L’impôt sur la fortune n’a pas été annulé, mais différé

  Les dispositions devant permettre d’instaurer un impôt sur la fortune n’ont pas été annulées mais seulement différées, selon les propos tenus, samedi, par le Directeur général des impôts, M. Mustapha Zikara. Le DGI a indiqué lors de son passage au forum d’Algérie Eco  qu’il «ne  s’agit pas d’une annulation, car le baromètre de calcul établi dans le cadre de l’ISF, existe toujours dans le cadre de l’impôt sur la fortune, nous allons essayer de le rendre plus praticable » le problème n’est pas lié à la capacité de l’administration à mettre en place l’ISF, qu’il qualifie d’impôt «psychologique de solidarité», mais se posait en termes d’équité et d’efficacité de l’administration fiscale.
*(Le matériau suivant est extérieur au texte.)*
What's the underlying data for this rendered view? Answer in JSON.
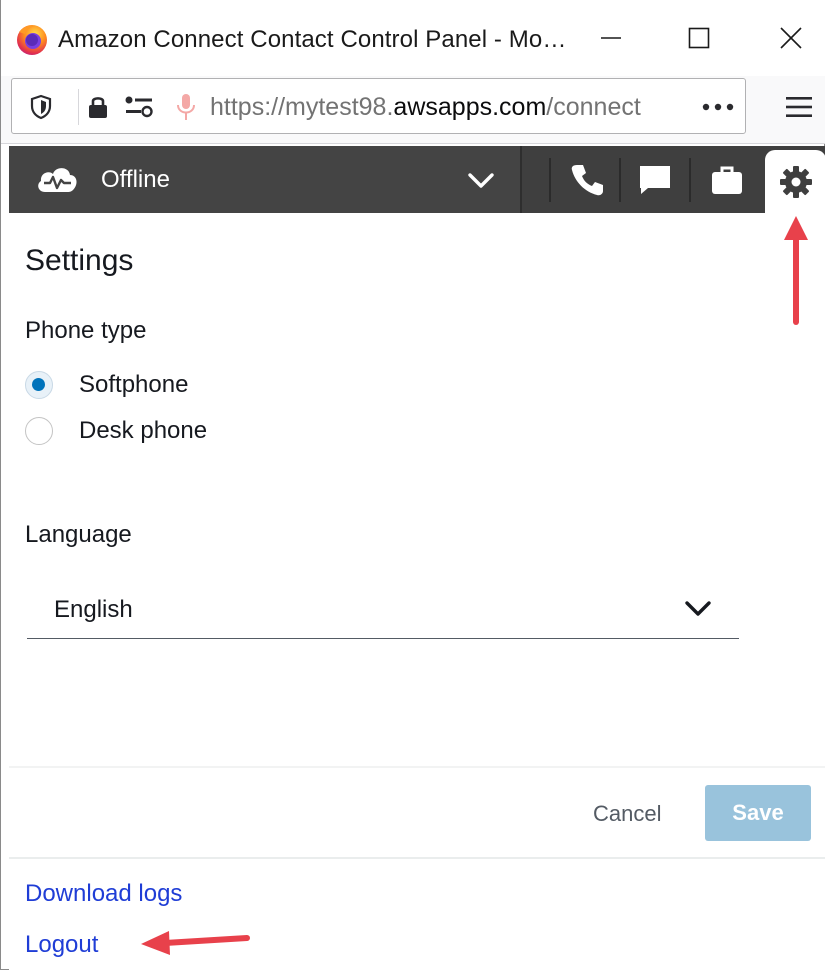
{
  "window": {
    "title": "Amazon Connect Contact Control Panel - Mo…",
    "controls": [
      "minimize",
      "maximize",
      "close"
    ]
  },
  "urlbar": {
    "url_prefix": "https://mytest98.",
    "url_host": "awsapps.com",
    "url_suffix": "/connect",
    "more_glyph": "•••"
  },
  "ccp": {
    "status": "Offline",
    "tabs": [
      "phone",
      "chat",
      "cases",
      "settings"
    ],
    "active_tab": "settings"
  },
  "settings": {
    "title": "Settings",
    "phone_type_label": "Phone type",
    "phone_options": [
      {
        "label": "Softphone",
        "selected": true
      },
      {
        "label": "Desk phone",
        "selected": false
      }
    ],
    "language_label": "Language",
    "language_value": "English",
    "cancel_label": "Cancel",
    "save_label": "Save",
    "download_logs_label": "Download logs",
    "logout_label": "Logout"
  },
  "colors": {
    "header_bg": "#3f3f3f",
    "radio_accent": "#0073bb",
    "save_disabled": "#99c3dc",
    "link": "#1f3dd6",
    "annotation_arrow": "#e8414b"
  }
}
Il a également expliqué que quelques dispositions renforçant le contrôle des personnes fortunées, ont été introduites, pour plus d’efficacité. Il s’agit de l’aggravation des paramètres servant à calculer les revenus de train de vie, et l’impôt sur les dividendes 10% à 15%, ainsi que de l’habilitation des services fiscaux de recueillir un certain nombre d’éléments auprès des commissaires-priseurs, afin de cerner l’importance du patrimoine de ces personnes, et procéder à l’application de cet impôt » Il n’en demeure pas moins qu’une fois appliqué, l’ISF explique encore M. Zikara ne générera que des recettes de pas plus de 5 milliards de dinars. Le DGI a également indiqué la fiscalité ordinaire recouvrée par l’administration fiscale durant les onze premiers mois de l’année a atteint 2.994,5 milliards (mds) de DA, soit un taux de réalisation de 91% de la fiscalité ordinaire prévue pour toute l’année. "Lorsque la Cour des comptes, dans le cadre de son rapport accompagnant la loi de règlement budgétaire, nous reproche la faiblesse des recouvrements, elle ne vise pas nos recouvrements annuels qui dépassent toujours nos prévisions" , a-t-il fait remarquer. La "défaillance" mentionnée en matière de recouvrement est plutôt relative à des "restes à recouvrer " portant essentiellement sur des amendes  judiciaires et des créances sur des entreprises dissoutes datant parfois de plusieurs décennies, a-t-il rappelé, en affirmant que ces restes à  recouvrer, estimés à quelque 12.000 mds de DA, "doivent être assainis".